The simplest way to write a parser is to use the recursive descent technique. This creates a top-down parser (which may formally be described a LL(1)). To start the example we first have to establish the grammar rules for our language. In this example we will use simple arithmetic expression assignments for expressions that can only use the plus operator:
Assignment --> Identifier := Expression
Expression --> Expression + Term | Term
Term --> Identifier | (Expression)
Identifier --> x | y | z
For each rule of the grammar we can write a procedure to recognise the incoming tokens to the rule. For the purposes of this example we can assume a routine called NextToken
which invokes a lexical analyser to supply the token, and a routine called error
which is used to output an error message. The language used is based on Pascal.
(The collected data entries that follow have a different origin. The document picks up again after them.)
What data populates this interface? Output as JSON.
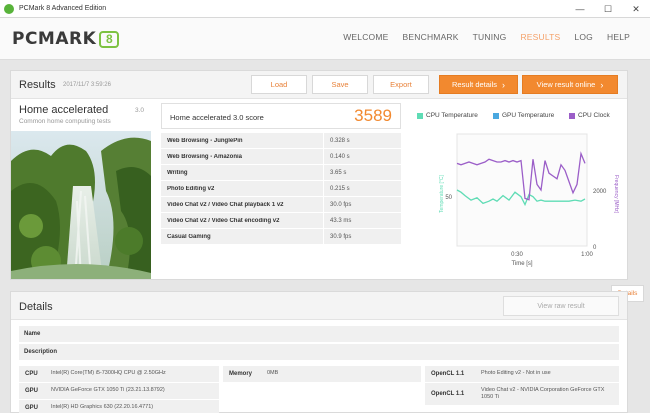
{
  "window": {
    "title": "PCMark 8 Advanced Edition",
    "controls": [
      "—",
      "☐",
      "✕"
    ]
  },
  "header": {
    "logo_text": "PCMARK",
    "logo_badge": "8",
    "nav": [
      {
        "label": "WELCOME",
        "active": false
      },
      {
        "label": "BENCHMARK",
        "active": false
      },
      {
        "label": "TUNING",
        "active": false
      },
      {
        "label": "RESULTS",
        "active": true
      },
      {
        "label": "LOG",
        "active": false
      },
      {
        "label": "HELP",
        "active": false
      }
    ]
  },
  "results": {
    "title": "Results",
    "date": "2017/11/7 3:59:26",
    "buttons": {
      "load": "Load",
      "save": "Save",
      "export": "Export",
      "result_details": "Result details",
      "view_online": "View result online"
    },
    "test": {
      "name": "Home accelerated",
      "description": "Common home computing tests",
      "version": "3.0"
    },
    "score": {
      "label": "Home accelerated 3.0 score",
      "value": "3589"
    },
    "subtests": [
      {
        "name": "Web Browsing - JunglePin",
        "value": "0.328 s"
      },
      {
        "name": "Web Browsing - Amazonia",
        "value": "0.140 s"
      },
      {
        "name": "Writing",
        "value": "3.65 s"
      },
      {
        "name": "Photo Editing v2",
        "value": "0.215 s"
      },
      {
        "name": "Video Chat v2 / Video Chat playback 1 v2",
        "value": "30.0 fps"
      },
      {
        "name": "Video Chat v2 / Video Chat encoding v2",
        "value": "43.3 ms"
      },
      {
        "name": "Casual Gaming",
        "value": "30.9 fps"
      }
    ],
    "details_button": "Details"
  },
  "chart_data": {
    "type": "line",
    "legend": [
      "CPU Temperature",
      "GPU Temperature",
      "CPU Clock"
    ],
    "colors": {
      "cpu_temp": "#5fdcb5",
      "gpu_temp": "#4aa8e0",
      "cpu_clock": "#9b5ec8"
    },
    "xlabel": "Time [s]",
    "ylabel_left": "Temperature [°C]",
    "ylabel_right": "Frequency [MHz]",
    "x_ticks": [
      "0:30",
      "1:00"
    ],
    "y_left_ticks": [
      "50"
    ],
    "y_right_ticks": [
      "2000",
      "0"
    ],
    "xlim": [
      0,
      65
    ],
    "ylim_left": [
      0,
      100
    ],
    "ylim_right": [
      0,
      4000
    ],
    "series": [
      {
        "name": "CPU Temperature",
        "axis": "left",
        "x": [
          0,
          2,
          4,
          7,
          10,
          13,
          16,
          18,
          20,
          23,
          26,
          29,
          32,
          34,
          36,
          38,
          40,
          42,
          44,
          47,
          50,
          53,
          56,
          59,
          62,
          64
        ],
        "y": [
          50,
          48,
          45,
          41,
          43,
          38,
          40,
          42,
          40,
          45,
          41,
          48,
          44,
          37,
          46,
          44,
          40,
          41,
          40,
          40,
          40,
          40,
          40,
          41,
          40,
          42
        ]
      },
      {
        "name": "CPU Clock",
        "axis": "right",
        "x": [
          0,
          2,
          4,
          6,
          8,
          10,
          12,
          14,
          16,
          18,
          20,
          22,
          24,
          26,
          28,
          30,
          32,
          34,
          36,
          38,
          40,
          42,
          44,
          46,
          48,
          50,
          52,
          54,
          56,
          58,
          60,
          62,
          64
        ],
        "y": [
          2950,
          2900,
          2950,
          3000,
          2950,
          2900,
          2950,
          3000,
          3100,
          3050,
          3000,
          3000,
          3050,
          3000,
          3050,
          3000,
          3050,
          1700,
          1650,
          3100,
          2200,
          2000,
          3050,
          2600,
          2500,
          2400,
          2900,
          2700,
          2300,
          1900,
          2200,
          3300,
          2950
        ]
      }
    ]
  },
  "details": {
    "title": "Details",
    "view_raw": "View raw result",
    "name_label": "Name",
    "description_label": "Description",
    "hardware": {
      "cpu_label": "CPU",
      "cpu_value": "Intel(R) Core(TM) i5-7300HQ CPU @ 2.50GHz",
      "gpu1_label": "GPU",
      "gpu1_value": "NVIDIA GeForce GTX 1050 Ti (23.21.13.8792)",
      "gpu2_label": "GPU",
      "gpu2_value": "Intel(R) HD Graphics 630 (22.20.16.4771)",
      "memory_label": "Memory",
      "memory_value": "0MB",
      "opencl1_label": "OpenCL 1.1",
      "opencl1_value": "Photo Editing v2 - Not in use",
      "opencl2_label": "OpenCL 1.1",
      "opencl2_value": "Video Chat v2 - NVIDIA Corporation GeForce GTX 1050 Ti"
    }
  }
}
var token:char; (* Updated by NextToken *)
procedure identifier;
begin
if token in ['x','y','z']
then
NextToken
else
error('Identifier expected')
end;
You can see that this code implements the rule for recognising an Identifier
. We can then implement the rule for a Term
similarly:
procedure expression forward;
procedure term;
begin
if token = '('
then
begin
nextToken;
expression;
if token <> ')'
then
error(') expected')
else NextToken
end
else
identifier
end;
When we come to implement the rule for Expression
we have a problem; the first element of the Expression
rule is itself an Expression
. This would cause us to write the following:
procedure expression;
begin
expression;
...
end;
This is directly self-recursive and thus would loop forever. Grammar parsed by top-down algorithms cannot be left-recursive for this reason. An easy way out of this problem is to recast the recursion as iteration in the following way:
Expression --> Term { + Term}*
We can now code up the grammar rule as:
procedure expression;
begin
term;
while token = '+'
do
begin
NextTerm;
term
end
end;
We can now complete the parser with the remaining rule for the assignment:
procedure assignment;
begin
identifier;
if token <> '='
then
error('= expected')
else
begin
NextToken;
expression;
end
end;